How I Write: Nicholas Siegel
Nicholas Siegel is a fiction writer and freelance journalist from Louisville, KY who earned his MFA in Creative Writing at Spalding University. His fiction has appeared in Bird’s Thumb, Literally Stories, and Five on the Fifth. He currently works as the full time Content Editor for the Sullivan University System and is a lover of bourbon, coffee, music, and cats. You can see his work on his website: nicholassiegel.squarespace.com.
What type(s) of writing do you regularly engage in?
I mainly write fiction—usually short stories, but I’m also working on a novel. That’s what I studied during my MFA, and it’s my favorite type of writing to do.
I’m also a freelance journalist for a few different local magazines and currently working as Content Editor at the Sullivan University System. It’s nice having the opportunity to do three types of writing that tap into some similar parts of the mind but are vastly different in execution.
When/where/how do you write?
For my fiction, I like to write at my desk at home. I have a small apartment on the second floor of a fourplex, so it’s nice to have my deck door open as I write.
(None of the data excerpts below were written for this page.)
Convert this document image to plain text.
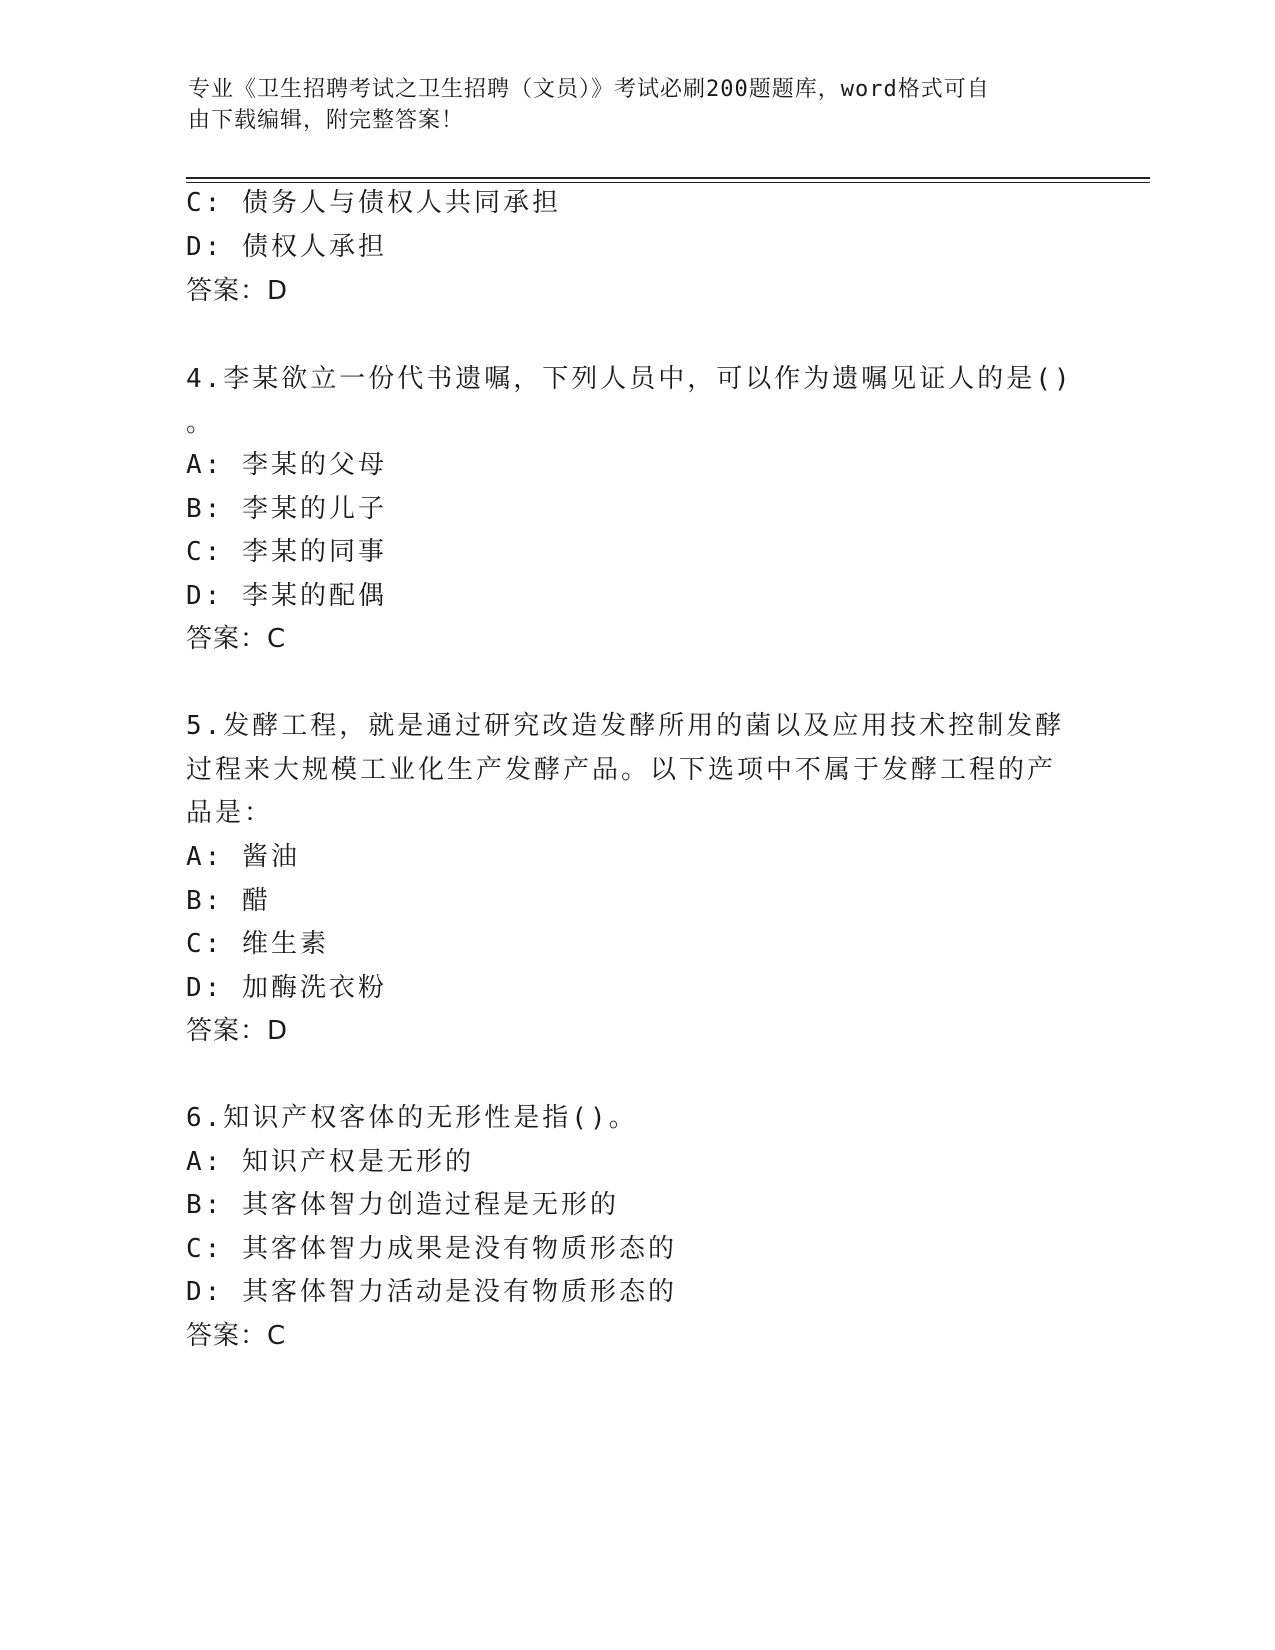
专业《卫生招聘考试之卫生招聘（文员）》考试必刷200题题库，word格式可自
由下载编辑，附完整答案！
C: 债务人与债权人共同承担
D: 债权人承担
答案：D
4.李某欲立一份代书遗嘱，下列人员中，可以作为遗嘱见证人的是()
。
A: 李某的父母
B: 李某的儿子
C: 李某的同事
D: 李某的配偶
答案：C
5.发酵工程，就是通过研究改造发酵所用的菌以及应用技术控制发酵
过程来大规模工业化生产发酵产品。以下选项中不属于发酵工程的产
品是：
A: 酱油
B: 醋
C: 维生素
D: 加酶洗衣粉
答案：D
6.知识产权客体的无形性是指()。
A: 知识产权是无形的
B: 其客体智力创造过程是无形的
C: 其客体智力成果是没有物质形态的
D: 其客体智力活动是没有物质形态的
答案：C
I also spend a lot of time doing work in coffee shops, because I enjoy being around other people, even though I’m not interacting with them. As someone who usually feels torn between introversion and extroversion, it’s the perfect compromise.
There really isn’t a specific writing time—just when I’m not at work or out with friends and family. As for how, I use a word processor called Scrivener on my Macbook. It’s been a big help for organization.
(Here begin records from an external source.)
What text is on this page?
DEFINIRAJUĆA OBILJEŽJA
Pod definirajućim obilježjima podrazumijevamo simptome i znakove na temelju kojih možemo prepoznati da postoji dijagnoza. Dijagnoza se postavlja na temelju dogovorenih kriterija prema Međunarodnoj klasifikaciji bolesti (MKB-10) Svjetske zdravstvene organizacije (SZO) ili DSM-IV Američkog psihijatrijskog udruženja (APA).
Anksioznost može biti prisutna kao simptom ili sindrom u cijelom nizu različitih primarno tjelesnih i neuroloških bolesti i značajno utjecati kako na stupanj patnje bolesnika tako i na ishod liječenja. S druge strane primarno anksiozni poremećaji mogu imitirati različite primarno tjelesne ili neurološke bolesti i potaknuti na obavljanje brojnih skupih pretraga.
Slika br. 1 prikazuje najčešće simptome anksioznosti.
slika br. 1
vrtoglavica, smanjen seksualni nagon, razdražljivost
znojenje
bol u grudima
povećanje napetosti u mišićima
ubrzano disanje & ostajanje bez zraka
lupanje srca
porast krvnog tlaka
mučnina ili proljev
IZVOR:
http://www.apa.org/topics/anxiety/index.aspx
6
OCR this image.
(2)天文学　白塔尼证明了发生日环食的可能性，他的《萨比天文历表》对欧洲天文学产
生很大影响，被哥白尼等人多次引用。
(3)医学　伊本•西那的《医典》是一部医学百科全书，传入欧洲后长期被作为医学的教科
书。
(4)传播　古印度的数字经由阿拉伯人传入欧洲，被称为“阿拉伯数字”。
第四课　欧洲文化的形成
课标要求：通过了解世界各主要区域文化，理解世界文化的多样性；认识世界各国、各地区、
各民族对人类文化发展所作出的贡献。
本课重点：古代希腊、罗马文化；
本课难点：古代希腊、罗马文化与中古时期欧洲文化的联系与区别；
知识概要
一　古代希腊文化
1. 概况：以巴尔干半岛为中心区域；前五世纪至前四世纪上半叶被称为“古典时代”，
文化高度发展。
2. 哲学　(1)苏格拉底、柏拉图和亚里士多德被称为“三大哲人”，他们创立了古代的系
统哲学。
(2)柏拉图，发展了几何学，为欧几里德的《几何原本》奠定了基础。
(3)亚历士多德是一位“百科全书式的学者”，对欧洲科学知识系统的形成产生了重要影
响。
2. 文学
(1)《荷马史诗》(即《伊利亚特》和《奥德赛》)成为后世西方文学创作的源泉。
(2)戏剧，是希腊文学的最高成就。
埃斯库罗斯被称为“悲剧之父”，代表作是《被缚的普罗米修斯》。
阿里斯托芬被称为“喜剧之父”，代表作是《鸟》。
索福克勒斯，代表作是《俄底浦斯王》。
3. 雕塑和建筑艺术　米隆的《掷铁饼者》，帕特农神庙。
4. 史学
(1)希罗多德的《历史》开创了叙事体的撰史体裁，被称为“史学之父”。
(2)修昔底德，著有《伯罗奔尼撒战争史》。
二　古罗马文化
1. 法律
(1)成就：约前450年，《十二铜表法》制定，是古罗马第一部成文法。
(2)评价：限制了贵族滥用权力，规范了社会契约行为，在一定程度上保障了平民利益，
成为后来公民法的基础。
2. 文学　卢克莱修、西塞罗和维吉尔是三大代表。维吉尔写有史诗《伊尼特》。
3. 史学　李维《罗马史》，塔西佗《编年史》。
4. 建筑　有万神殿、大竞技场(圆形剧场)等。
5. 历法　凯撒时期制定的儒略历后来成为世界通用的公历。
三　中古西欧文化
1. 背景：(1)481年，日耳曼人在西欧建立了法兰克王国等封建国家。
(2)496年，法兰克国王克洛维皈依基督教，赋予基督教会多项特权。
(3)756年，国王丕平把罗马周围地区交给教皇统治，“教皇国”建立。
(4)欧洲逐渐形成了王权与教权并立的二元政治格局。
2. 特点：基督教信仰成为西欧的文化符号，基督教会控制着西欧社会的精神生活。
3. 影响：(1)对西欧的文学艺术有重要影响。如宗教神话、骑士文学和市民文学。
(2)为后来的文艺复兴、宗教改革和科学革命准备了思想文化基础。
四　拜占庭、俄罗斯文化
What are your writing necessities—tools, accessories, music, spaces?
I like to write in Moleskine notebooks, probably because I have some deep-rooted pretension or insecurity and want to be validated as a writer. Really, though, if I have a notebook that’s on the pricier-side, I’m more inclined to take care of it.
And as I’ve mentioned, I love Scrivener. I don’t use half of the features, but the ones I do use are a huge help. It’s humbling to remind myself that someone like Vonnegut wrote his novels on a typewriter, or that Nabokov filed away scenes on notecards in shoeboxes, but if the technology exists to make my job more pleasurable, I’m going to use it.
What is your best tip for getting started and/or for revision?
Just start writing. Don’t worry so much about whether your first paragraph is exactly where you want to start. You can change that later. Try not to revise as you write. I’m guilty of this, and it slows me down a lot. Get a draft out, as bad as it is, and then go back through and change it.
I doubt I’m the only person to use this analogy, but I like to think of a story’s first draft as a block of stone. Revision is the process of hacking away at it to make a sculpture. You have to get something down to work with in the first place, and you aren’t going to write a sculpture on your first shot, no matter how good you are.
What is the best writing advice you’ve received?
The best advice I’ve been given about writing has been repeated by many people I admire: just write. We come up with all sorts of excuses not to—time, mood, etc. You can’t wait for the muse to strike, or else you’ll only be cranking out a few short poems a year if you’re lucky. When the muse is there, it helps, but it usually isn’t.
In the end, the only thing that separates a writer from anyone else is that a writer writes…a lot. It’s not about skill, or publications, or financial success. It’s just about practice.